Blueprint to promote low-cost homes

3 Jun 99
Planning regulations must be tightened up so that more people have the chance to rent or buy low-cost homes, ministers were told this week.

04 June 1999

A national blueprint on affordable housing, launched on May 29 by four major housing bodies, claims that current regulations are too vague and work to the advantage of house builders, whose idea of affordable often excludes prospective tenants and homeowners on low incomes.

Under proposals likely to upset developers, local plans drawn up by council planning committees would set clearer targets for the type of affordable housing required in each area. These would include more homes for rent or shared ownership – at below market levels – provided by local authorities or housing associations. Where homes are sold at a discount, this discount should remain in place when a property is resold.

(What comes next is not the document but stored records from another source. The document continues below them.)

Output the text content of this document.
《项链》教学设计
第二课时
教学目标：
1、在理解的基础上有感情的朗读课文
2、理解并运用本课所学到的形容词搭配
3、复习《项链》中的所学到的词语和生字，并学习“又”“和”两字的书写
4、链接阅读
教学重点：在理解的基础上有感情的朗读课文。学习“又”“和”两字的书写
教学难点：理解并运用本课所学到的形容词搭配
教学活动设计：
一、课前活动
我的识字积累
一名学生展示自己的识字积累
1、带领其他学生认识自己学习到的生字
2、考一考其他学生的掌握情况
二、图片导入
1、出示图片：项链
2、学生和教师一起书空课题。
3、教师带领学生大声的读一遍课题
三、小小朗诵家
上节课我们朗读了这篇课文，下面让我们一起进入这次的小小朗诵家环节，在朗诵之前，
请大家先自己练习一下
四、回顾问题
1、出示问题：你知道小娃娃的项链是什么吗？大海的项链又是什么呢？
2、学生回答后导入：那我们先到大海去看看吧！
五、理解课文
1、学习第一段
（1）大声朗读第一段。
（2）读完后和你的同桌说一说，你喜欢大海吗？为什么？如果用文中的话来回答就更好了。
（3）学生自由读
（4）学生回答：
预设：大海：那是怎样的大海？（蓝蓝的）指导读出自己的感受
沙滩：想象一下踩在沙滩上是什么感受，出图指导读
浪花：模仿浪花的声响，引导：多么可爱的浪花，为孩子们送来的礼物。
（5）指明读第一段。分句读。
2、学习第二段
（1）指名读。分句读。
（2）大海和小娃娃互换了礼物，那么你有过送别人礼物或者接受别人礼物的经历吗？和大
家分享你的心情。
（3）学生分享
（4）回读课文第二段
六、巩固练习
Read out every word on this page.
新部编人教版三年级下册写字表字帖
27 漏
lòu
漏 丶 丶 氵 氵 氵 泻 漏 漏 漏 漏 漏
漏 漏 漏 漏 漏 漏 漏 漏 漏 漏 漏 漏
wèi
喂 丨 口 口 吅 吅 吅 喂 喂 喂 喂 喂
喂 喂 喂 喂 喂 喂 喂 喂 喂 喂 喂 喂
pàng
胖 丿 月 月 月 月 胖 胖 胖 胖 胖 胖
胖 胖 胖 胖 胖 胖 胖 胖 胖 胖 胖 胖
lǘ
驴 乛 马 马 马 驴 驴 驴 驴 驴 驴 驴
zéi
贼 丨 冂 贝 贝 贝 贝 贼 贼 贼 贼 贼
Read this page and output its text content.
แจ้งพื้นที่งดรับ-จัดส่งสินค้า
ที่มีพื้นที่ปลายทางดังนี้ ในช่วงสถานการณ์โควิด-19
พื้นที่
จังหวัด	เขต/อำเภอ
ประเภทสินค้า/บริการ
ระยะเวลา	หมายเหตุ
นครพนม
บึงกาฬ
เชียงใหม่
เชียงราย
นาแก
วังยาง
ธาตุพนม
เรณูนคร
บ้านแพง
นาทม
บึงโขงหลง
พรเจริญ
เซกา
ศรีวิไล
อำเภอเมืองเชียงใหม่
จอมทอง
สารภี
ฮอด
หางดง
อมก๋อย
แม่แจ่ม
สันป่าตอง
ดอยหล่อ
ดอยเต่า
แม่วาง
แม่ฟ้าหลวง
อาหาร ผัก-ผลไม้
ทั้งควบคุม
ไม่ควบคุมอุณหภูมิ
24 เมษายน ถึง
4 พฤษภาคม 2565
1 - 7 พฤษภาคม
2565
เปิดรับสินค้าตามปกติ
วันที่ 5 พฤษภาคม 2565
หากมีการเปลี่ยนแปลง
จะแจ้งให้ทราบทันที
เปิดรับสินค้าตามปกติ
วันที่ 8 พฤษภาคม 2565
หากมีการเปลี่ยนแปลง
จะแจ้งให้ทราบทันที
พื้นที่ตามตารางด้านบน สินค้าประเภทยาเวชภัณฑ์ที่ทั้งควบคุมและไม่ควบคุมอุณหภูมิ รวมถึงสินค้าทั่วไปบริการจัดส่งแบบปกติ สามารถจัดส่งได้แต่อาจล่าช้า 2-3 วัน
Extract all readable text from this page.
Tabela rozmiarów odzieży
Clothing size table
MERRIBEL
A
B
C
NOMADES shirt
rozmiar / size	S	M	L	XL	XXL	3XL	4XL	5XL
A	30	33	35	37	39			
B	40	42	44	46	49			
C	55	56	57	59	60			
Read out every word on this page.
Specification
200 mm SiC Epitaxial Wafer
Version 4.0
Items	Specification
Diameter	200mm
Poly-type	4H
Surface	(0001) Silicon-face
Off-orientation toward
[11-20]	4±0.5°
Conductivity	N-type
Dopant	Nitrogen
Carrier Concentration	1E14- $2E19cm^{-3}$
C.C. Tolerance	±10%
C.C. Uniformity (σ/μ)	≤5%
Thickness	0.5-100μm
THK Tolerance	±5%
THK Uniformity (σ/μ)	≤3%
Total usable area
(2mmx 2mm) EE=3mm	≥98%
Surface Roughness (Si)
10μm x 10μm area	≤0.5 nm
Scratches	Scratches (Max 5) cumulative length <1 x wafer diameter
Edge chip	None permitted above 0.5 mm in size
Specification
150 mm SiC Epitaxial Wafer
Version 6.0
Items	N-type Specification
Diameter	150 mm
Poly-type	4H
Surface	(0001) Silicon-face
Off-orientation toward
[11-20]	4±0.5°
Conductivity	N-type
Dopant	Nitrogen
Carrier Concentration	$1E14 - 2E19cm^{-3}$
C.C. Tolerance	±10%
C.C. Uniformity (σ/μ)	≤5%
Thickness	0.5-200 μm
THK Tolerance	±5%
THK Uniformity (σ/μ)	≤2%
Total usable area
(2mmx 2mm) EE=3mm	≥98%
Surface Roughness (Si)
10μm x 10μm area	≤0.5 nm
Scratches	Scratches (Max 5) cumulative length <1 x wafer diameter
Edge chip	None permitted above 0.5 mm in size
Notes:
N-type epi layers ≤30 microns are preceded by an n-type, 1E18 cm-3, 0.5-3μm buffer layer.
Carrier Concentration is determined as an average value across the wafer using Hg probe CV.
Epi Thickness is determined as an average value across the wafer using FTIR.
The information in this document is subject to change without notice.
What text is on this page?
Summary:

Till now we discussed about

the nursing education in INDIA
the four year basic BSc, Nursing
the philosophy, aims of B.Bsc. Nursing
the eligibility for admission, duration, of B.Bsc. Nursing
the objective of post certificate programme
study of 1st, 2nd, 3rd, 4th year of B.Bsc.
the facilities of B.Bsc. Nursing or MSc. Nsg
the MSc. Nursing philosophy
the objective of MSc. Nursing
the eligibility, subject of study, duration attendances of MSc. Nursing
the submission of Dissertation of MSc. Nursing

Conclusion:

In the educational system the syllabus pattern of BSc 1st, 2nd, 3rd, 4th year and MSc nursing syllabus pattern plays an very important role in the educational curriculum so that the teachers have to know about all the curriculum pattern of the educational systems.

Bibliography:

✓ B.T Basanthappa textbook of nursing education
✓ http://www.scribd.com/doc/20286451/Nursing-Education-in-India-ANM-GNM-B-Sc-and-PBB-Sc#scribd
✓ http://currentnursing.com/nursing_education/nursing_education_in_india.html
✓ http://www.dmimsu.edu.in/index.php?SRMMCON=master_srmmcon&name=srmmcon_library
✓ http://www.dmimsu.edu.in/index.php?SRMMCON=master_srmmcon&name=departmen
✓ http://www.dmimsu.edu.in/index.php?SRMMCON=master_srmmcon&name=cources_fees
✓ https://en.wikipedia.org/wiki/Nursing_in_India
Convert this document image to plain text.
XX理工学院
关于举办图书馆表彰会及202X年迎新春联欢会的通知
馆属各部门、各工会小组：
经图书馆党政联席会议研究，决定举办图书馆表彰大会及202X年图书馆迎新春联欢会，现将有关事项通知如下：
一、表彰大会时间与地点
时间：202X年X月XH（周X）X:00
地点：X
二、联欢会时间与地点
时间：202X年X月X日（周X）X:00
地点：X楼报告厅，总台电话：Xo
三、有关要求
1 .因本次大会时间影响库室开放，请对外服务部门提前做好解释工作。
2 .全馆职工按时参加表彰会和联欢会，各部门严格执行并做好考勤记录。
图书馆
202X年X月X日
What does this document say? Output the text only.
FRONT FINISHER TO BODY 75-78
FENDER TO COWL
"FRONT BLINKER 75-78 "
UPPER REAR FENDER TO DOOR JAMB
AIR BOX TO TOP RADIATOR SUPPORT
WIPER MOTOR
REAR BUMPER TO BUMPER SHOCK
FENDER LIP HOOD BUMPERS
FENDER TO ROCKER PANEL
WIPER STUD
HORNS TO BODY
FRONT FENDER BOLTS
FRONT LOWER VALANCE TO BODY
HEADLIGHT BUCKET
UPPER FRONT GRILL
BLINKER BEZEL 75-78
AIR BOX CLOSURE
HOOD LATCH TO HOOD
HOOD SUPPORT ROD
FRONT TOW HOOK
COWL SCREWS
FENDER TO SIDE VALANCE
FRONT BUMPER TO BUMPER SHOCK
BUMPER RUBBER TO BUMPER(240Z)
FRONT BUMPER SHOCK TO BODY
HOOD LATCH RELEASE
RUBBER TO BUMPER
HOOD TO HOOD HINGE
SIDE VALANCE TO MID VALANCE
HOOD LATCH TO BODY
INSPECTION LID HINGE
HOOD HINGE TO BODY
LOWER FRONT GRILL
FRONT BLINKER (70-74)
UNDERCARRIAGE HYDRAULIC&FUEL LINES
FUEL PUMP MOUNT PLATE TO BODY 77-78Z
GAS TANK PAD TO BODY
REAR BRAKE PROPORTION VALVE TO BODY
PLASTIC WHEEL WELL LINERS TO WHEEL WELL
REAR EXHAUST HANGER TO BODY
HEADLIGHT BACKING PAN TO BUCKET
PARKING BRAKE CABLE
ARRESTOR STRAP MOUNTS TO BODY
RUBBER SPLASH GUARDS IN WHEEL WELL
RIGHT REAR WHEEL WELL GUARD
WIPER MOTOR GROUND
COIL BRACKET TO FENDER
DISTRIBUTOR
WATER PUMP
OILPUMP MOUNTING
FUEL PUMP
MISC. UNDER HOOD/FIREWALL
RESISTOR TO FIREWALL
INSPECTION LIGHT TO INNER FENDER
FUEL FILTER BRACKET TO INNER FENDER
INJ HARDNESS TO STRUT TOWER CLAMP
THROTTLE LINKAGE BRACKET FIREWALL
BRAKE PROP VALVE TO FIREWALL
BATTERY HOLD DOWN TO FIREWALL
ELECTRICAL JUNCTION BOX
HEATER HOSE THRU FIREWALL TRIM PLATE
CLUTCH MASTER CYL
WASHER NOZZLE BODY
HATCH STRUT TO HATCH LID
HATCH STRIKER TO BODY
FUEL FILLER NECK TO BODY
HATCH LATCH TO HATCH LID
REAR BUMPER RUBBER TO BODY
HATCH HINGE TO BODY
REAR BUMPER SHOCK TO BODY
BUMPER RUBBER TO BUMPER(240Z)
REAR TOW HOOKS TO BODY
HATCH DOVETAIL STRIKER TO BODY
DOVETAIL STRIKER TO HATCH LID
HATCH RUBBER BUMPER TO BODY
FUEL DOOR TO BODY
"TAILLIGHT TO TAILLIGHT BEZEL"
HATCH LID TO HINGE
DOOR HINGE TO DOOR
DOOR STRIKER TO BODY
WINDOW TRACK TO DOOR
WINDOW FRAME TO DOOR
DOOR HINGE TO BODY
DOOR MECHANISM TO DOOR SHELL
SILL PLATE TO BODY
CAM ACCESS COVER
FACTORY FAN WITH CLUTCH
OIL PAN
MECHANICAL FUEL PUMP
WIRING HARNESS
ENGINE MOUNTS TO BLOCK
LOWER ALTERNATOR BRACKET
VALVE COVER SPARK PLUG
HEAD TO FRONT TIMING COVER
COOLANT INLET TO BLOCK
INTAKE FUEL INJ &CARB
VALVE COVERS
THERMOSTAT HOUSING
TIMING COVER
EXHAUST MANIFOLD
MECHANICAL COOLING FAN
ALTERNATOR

The blueprint, drawn up by the Chartered Institute of Housing, the National Housing Federation, Shelter and the National Council for Housing and Planning, has been sent to planning minister Richard Caborn and housing minister Hilary Armstrong.

Although the government is consulting over revising planning guidance, it has not indicated any willingness to change Circular 6/98, on which most regulations covering the type of homes built by developers are based.

Tim Southall, planning policy officer at the NHF, said about a third of councils include definitions of affordable housing in local plans. He said: 'There is too much onus on house builders to come forward with a suitable offer, rather than them having to meet statutory requirements.'

The federation estimates that only about 30,000 affordable homes are built annually, whereas the number required is closer to 100,000.

The high cost of land in many areas means that providers of social housing are dependent upon securing land through the planning system. Merron Simpson, policy officer at the Chartered Institute of Housing, said clearer regulations would prevent builders from exploiting loopholes and increase the likelihood of low-cost homes being built in the right places.